This new production has been mounted to mark the 20th anniversary of Rent’s arrival on the musical theatre scene in New York. Since then, it has taken the world by storm, with successful productions all over the globe.
Set in the 90s, it follows a group of ‘creatives’ with high ideals and low income. Desperately trying to find their way in the world fighting to keep the landlord at bay, they soon find that there is something else blocking the sun. AIDS is sweeping through their community with tragic consequences.
The show is filled with the angst of youth searching for their voice. We see the characters over the course of a year and see optimism turn to despair, flirtation turn to love, happiness turn to tragedy, and darkness turn to hope.
Directed by Bruce Guthrie, this production is faithful to the original Broadway staging. It is homage to what went before and instantly recognisable to fans of the DVD made on the last night of its New York run. The show has been given a little tinker and made to feel fresh once more, notably through the choreography of Lee Proud. The movement works well in the confines of a touring space and succeeds in giving the show energy.
The company works seamlessly together, doing justice to the music and lyrics crafted by Jonathon Larson over the period of six years. Incidentally, I believe his story, creating Rent and bringing it to a wider audience before his untimely death the night before the opening at the age of 35, would make an interesting musical – but that’s for another time.
Stand out performances came from Ross Hunter as Roger providing the personification of the tortured musician.
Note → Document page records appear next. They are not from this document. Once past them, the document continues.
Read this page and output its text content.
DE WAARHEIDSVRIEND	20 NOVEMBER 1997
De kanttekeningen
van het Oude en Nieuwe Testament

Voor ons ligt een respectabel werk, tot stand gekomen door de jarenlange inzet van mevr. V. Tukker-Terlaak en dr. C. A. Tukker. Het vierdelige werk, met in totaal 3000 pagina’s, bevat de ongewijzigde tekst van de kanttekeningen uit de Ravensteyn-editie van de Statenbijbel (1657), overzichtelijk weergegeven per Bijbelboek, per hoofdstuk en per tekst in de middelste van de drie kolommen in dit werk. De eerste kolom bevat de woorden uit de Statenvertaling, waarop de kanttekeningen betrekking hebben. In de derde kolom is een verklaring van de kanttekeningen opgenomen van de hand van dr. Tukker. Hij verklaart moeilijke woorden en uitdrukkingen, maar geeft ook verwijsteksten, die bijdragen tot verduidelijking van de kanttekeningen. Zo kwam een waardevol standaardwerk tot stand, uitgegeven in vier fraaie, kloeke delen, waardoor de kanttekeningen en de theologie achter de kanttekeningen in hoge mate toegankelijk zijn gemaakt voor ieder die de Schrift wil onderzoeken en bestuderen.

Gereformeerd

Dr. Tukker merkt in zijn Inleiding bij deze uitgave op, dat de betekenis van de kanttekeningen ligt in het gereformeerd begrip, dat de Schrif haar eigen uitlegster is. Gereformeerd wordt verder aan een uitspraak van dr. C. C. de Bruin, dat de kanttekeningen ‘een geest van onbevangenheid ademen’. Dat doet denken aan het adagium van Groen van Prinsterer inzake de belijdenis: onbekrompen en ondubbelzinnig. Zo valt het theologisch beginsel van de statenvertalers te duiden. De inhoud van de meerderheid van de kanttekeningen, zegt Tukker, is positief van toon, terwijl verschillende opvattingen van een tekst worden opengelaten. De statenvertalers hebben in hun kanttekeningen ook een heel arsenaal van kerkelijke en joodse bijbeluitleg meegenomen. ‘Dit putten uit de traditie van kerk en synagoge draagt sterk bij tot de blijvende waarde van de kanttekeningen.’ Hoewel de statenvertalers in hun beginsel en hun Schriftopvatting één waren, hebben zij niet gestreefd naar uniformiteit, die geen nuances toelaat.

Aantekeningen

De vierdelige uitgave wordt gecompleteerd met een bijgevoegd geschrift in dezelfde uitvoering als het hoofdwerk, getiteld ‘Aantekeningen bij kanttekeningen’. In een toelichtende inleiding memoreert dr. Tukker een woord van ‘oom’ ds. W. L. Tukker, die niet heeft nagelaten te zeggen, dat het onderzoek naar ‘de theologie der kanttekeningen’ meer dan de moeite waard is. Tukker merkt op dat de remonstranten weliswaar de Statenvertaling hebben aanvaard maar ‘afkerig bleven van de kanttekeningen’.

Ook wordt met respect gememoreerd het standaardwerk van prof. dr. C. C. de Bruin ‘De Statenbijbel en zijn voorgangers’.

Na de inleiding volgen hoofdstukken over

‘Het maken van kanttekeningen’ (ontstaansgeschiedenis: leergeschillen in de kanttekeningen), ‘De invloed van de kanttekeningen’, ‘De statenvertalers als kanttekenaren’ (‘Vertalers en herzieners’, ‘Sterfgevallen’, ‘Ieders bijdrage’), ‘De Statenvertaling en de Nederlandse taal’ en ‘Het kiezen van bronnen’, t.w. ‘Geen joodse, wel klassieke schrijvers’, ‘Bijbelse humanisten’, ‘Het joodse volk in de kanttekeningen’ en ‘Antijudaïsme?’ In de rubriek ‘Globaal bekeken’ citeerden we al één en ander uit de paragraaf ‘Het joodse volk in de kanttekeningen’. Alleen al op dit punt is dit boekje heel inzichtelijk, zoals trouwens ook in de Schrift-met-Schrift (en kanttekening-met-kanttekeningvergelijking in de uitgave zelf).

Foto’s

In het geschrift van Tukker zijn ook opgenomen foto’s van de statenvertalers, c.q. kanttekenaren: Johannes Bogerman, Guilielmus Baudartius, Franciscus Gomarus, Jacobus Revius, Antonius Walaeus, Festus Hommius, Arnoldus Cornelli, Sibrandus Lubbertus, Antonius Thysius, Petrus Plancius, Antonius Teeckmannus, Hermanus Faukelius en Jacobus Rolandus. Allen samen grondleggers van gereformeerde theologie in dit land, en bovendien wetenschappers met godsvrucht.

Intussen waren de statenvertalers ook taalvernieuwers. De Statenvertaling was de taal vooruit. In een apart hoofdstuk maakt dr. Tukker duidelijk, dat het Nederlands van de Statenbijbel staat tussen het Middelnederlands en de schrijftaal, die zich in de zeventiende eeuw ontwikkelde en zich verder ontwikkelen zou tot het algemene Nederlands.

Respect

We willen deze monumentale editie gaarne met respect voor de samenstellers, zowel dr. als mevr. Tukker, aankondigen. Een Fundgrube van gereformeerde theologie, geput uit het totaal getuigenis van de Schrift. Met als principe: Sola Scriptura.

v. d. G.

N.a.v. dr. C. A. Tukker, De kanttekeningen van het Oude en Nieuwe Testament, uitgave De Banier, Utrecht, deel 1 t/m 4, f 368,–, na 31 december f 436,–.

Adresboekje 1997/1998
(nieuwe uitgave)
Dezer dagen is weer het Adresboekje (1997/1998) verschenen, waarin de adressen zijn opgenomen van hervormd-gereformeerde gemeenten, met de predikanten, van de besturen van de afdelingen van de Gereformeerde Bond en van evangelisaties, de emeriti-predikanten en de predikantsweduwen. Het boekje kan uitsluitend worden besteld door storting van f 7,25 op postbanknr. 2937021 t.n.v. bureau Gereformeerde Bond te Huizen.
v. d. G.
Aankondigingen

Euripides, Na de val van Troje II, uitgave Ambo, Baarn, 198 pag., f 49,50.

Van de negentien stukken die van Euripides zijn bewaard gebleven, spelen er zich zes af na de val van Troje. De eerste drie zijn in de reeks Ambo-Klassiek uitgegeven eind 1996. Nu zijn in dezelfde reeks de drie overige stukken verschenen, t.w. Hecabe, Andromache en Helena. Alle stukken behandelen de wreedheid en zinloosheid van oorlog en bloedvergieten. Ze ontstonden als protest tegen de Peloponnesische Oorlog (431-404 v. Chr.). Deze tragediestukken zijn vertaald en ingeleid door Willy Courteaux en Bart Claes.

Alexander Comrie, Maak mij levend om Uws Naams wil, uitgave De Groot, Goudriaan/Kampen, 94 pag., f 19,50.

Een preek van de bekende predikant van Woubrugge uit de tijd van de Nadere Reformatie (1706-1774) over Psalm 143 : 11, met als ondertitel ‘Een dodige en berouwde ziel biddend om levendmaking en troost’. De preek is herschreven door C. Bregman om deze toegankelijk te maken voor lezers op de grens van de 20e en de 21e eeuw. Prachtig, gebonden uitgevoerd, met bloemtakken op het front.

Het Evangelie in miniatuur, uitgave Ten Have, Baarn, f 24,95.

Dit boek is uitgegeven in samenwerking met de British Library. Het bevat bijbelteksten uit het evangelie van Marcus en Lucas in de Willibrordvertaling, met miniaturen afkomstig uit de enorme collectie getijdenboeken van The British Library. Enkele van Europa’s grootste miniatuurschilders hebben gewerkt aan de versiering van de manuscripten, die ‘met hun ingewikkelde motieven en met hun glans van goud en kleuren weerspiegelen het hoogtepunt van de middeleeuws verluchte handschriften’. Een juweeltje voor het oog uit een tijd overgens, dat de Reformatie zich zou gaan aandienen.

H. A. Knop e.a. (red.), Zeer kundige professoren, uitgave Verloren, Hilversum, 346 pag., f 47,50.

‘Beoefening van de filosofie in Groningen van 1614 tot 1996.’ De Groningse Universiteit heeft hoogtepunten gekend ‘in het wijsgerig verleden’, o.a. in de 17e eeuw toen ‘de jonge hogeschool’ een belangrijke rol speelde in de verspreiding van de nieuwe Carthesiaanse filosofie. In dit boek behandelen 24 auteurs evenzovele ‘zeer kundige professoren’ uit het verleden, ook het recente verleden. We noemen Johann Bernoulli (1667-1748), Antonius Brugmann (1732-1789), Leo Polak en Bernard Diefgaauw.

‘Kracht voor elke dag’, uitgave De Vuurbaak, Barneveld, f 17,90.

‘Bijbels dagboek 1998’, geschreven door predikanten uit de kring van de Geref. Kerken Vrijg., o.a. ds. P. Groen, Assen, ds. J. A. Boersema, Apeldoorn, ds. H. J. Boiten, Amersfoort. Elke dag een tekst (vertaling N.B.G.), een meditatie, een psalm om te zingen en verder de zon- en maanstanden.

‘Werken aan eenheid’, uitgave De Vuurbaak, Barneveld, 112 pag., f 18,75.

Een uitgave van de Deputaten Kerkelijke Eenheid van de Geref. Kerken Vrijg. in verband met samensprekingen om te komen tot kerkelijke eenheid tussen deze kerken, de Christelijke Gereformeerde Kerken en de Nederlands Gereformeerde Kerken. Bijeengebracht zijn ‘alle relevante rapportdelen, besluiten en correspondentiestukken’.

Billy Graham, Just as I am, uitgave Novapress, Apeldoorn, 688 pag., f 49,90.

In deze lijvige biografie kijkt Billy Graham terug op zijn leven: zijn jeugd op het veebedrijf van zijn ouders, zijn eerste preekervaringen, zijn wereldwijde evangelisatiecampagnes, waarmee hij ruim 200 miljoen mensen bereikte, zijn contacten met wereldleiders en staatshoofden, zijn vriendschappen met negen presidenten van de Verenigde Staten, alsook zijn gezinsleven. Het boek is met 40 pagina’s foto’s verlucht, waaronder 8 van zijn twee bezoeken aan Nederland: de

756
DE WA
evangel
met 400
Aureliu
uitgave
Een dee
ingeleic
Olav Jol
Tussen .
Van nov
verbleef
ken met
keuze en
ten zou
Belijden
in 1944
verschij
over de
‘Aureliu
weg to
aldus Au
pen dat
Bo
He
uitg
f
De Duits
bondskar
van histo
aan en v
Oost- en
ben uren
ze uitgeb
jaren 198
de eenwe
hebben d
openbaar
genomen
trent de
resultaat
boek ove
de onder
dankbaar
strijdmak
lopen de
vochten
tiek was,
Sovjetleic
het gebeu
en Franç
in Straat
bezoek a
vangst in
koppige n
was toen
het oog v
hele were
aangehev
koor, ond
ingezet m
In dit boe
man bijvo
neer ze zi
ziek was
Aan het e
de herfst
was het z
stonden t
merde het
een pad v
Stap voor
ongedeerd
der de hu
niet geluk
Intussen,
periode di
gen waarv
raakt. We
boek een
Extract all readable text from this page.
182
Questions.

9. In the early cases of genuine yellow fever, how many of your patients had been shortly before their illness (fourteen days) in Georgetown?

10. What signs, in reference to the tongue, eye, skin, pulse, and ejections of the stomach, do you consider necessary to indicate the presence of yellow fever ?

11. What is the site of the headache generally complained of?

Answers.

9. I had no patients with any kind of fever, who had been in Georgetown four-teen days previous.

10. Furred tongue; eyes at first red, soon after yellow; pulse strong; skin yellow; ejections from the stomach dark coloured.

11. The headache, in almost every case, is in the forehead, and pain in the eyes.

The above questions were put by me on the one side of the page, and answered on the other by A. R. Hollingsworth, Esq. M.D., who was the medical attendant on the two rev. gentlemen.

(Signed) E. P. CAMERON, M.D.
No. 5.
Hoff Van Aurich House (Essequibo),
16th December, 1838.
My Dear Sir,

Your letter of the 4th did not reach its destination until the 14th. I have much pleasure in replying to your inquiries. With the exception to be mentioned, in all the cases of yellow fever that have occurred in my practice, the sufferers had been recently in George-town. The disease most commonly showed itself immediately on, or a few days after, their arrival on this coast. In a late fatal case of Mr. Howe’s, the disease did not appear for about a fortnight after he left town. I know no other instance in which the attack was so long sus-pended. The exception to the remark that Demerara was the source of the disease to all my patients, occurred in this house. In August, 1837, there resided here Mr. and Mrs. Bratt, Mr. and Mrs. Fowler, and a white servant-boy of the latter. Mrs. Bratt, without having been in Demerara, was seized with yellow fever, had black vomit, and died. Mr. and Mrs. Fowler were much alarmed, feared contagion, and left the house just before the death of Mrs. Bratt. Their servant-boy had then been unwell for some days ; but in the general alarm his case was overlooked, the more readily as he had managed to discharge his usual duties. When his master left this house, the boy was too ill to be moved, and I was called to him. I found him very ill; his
His performance was, at times, subtle in conveying the horrors of his past and the limbo of his present. His touching love song to the dying Mimi was a highlight of the production. Also mention must go to Layton Williams as the effervescent Angel. A favourite character with audiences, Williams really worked the crowd with his opening number featuring an energetic routine, comprising of backflips, the splits and high kicks galore – and all in heels. But while Williams proved the showman as the drag queen with heart who is everyone’s friend, he also brought a tenderness to the character and his death, caused by AIDS, was a moment with excellent direction and handled superbly, striking the right note with the audience.
Rent has spent the last 20 years as a favourite musical of many with many of the shows numbers being recognisable to all. Its enduring appeal is linked to its theme of human survival against the odds. It’s the little man standing up to the corporation, the establishment and disease. While it is set in a time and place distant to many, its message lives on and I’m sure in 20 years, we will be marking it’s 40th anniversary.